A US army veteran who just turned 101 years old has revealed what he thinks is the key to a long life: Dr Pepper.
Eugene Peterson, a retired sergeant major who was drafted into the army in 1941 and served in both the Philippines and Vietnam, extolled the virtues of the soda pop while celebrating his birthday at Travis air force base in Fairfield, California, where he is a volunteer.
While Peterson’s daughter Linda Standage was asked what she thought the secret to her father’s longevity was, her dad said Dr Pepper was the secret.
“He doesn’t let any moss grow under him!” Standage, a retired US army colonel, said.
Peterson isn’t the only centenarian to claim the carbonated beverage has kept them alive for so long.
In 2015, Elizabeth Sullivan, a 104-year-old woman in Fort Worth, Texas, also credited Dr Pepper for her lengthy lifespan. She drank two cans a day since she was 60, she said. Sullivan passed away in 2017 at the age of 106.
“Well at 103 I didn’t think I’d make it, but I’m still perking along,” Sullivan said at the time. “I started drinking [Dr Pepper] about 40 years ago,” said Sullivan. “Three a day. Every doctor that sees me says they’ll kill you, but they die and I don’t. So there must be a mistake somewhere.”

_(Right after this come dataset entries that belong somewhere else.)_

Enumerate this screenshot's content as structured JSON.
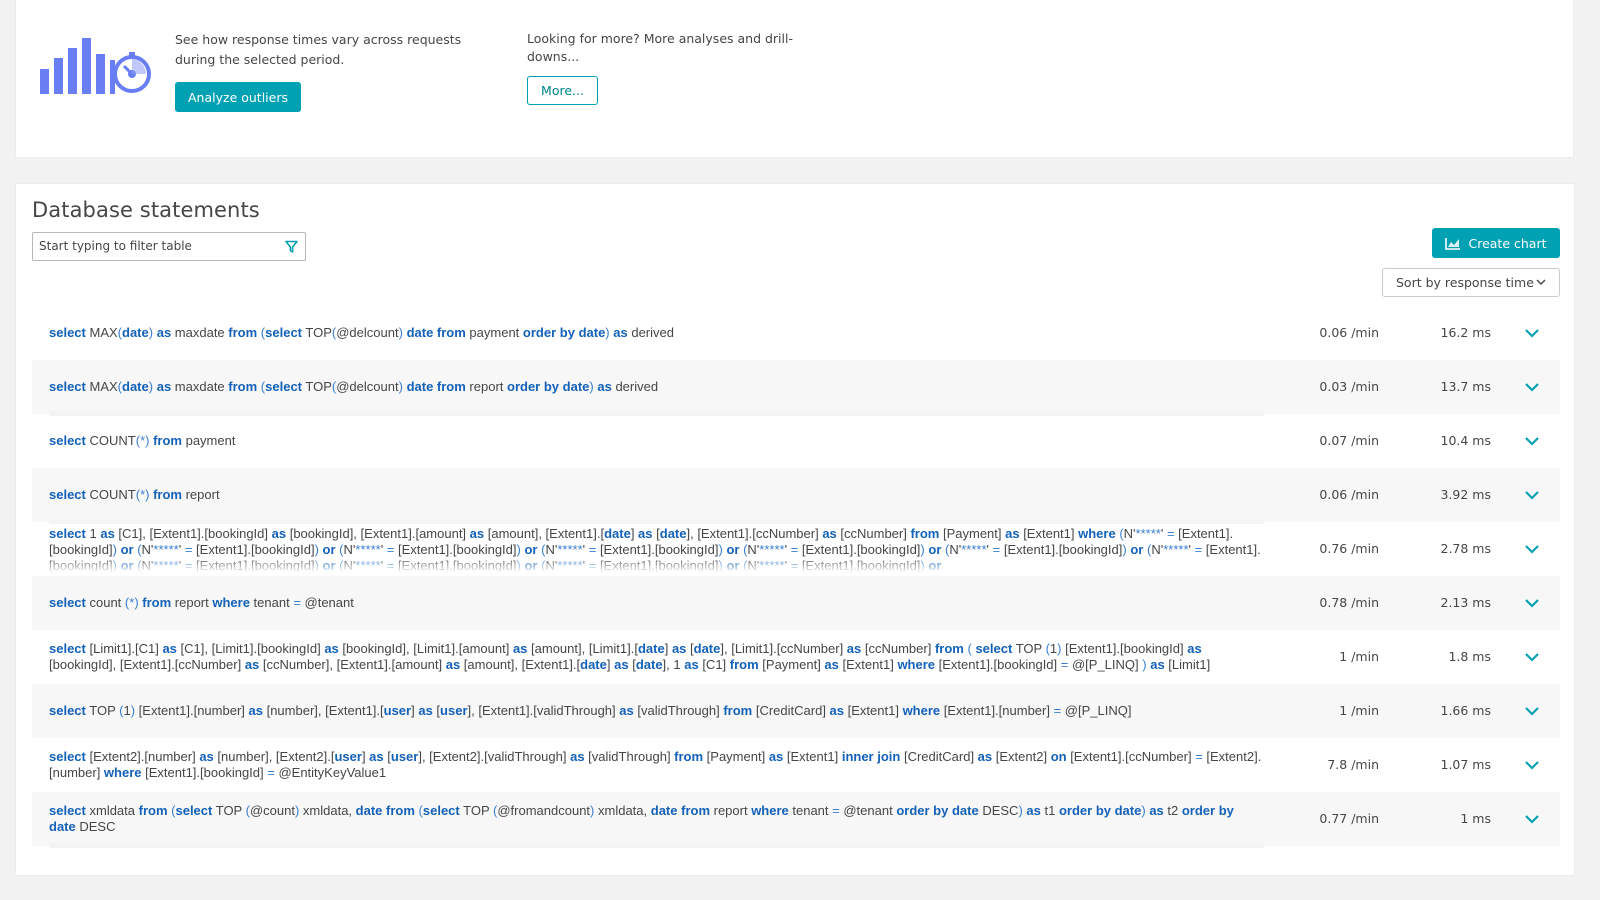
{
  "outliers": {
    "description": "See how response times vary across requests during the selected period.",
    "analyze_button": "Analyze outliers",
    "more_text": "Looking for more? More analyses and drill-downs...",
    "more_button": "More..."
  },
  "db": {
    "title": "Database statements",
    "filter_placeholder": "Start typing to filter table",
    "create_chart_label": "Create chart",
    "sort_label": "Sort by response time",
    "rows": [
      {
        "rate": "0.06 /min",
        "time": "16.2 ms"
      },
      {
        "rate": "0.03 /min",
        "time": "13.7 ms"
      },
      {
        "rate": "0.07 /min",
        "time": "10.4 ms"
      },
      {
        "rate": "0.06 /min",
        "time": "3.92 ms"
      },
      {
        "rate": "0.76 /min",
        "time": "2.78 ms"
      },
      {
        "rate": "0.78 /min",
        "time": "2.13 ms"
      },
      {
        "rate": "1 /min",
        "time": "1.8 ms"
      },
      {
        "rate": "1 /min",
        "time": "1.66 ms"
      },
      {
        "rate": "7.8 /min",
        "time": "1.07 ms"
      },
      {
        "rate": "0.77 /min",
        "time": "1 ms"
      }
    ],
    "statements": [
      "select MAX(date) as maxdate from (select TOP(@delcount) date from payment order by date) as derived",
      "select MAX(date) as maxdate from (select TOP(@delcount) date from report order by date) as derived",
      "select COUNT(*) from payment",
      "select COUNT(*) from report",
      "select 1 as [C1], [Extent1].[bookingId] as [bookingId], [Extent1].[amount] as [amount], [Extent1].[date] as [date], [Extent1].[ccNumber] as [ccNumber] from [Payment] as [Extent1] where (N'*****' = [Extent1].[bookingId]) or (N'*****' = [Extent1].[bookingId]) or (N'*****' = [Extent1].[bookingId]) or (N'*****' = [Extent1].[bookingId]) or (N'*****' = [Extent1].[bookingId]) or (N'*****' = [Extent1].[bookingId]) or (N'*****' = [Extent1].[bookingId]) or (N'*****' = [Extent1].[bookingId]) or (N'*****' = [Extent1].[bookingId]) or (N'*****' = [Extent1].[bookingId]) or (N'*****' = [Extent1].[bookingId]) or",
      "select count (*) from report where tenant = @tenant",
      "select [Limit1].[C1] as [C1], [Limit1].[bookingId] as [bookingId], [Limit1].[amount] as [amount], [Limit1].[date] as [date], [Limit1].[ccNumber] as [ccNumber] from ( select TOP (1) [Extent1].[bookingId] as [bookingId], [Extent1].[ccNumber] as [ccNumber], [Extent1].[amount] as [amount], [Extent1].[date] as [date], 1 as [C1] from [Payment] as [Extent1] where [Extent1].[bookingId] = @[P_LINQ] ) as [Limit1]",
      "select TOP (1) [Extent1].[number] as [number], [Extent1].[user] as [user], [Extent1].[validThrough] as [validThrough] from [CreditCard] as [Extent1] where [Extent1].[number] = @[P_LINQ]",
      "select [Extent2].[number] as [number], [Extent2].[user] as [user], [Extent2].[validThrough] as [validThrough] from [Payment] as [Extent1] inner join [CreditCard] as [Extent2] on [Extent1].[ccNumber] = [Extent2].[number] where [Extent1].[bookingId] = @EntityKeyValue1",
      "select xmldata from (select TOP (@count) xmldata, date from (select TOP (@fromandcount) xmldata, date from report where tenant = @tenant order by date DESC) as t1 order by date) as t2 order by date DESC"
    ]
  },
  "colors": {
    "accent": "#00a1b2",
    "keyword": "#1361b9",
    "logo_bars": "#6a7ef3"
  }
}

First sold in 1885, Dr Pepper is a signature soda that is a “blend of 23 flavors”. The soda has origins in Texas. It was first made in Morrison’s Old Corner Drug Store in Waco, Texas, by pharmacist Charles Alderton.
Wade Morrison, the drug store’s owner, named the drink after the father of a girl he was once in love with, according to Keurig Dr Pepper. Dr Pepper made its debut into mainstream American culture in 1904 in Missouri, at the St Louis World’s Fair.
Keurig Dr Pepper did not immediately respond for a comment.
This article was amended on 4 January 2023 to name Charles Alderton as the creator of Dr Pepper, not Wade Morrison, as it originally stated.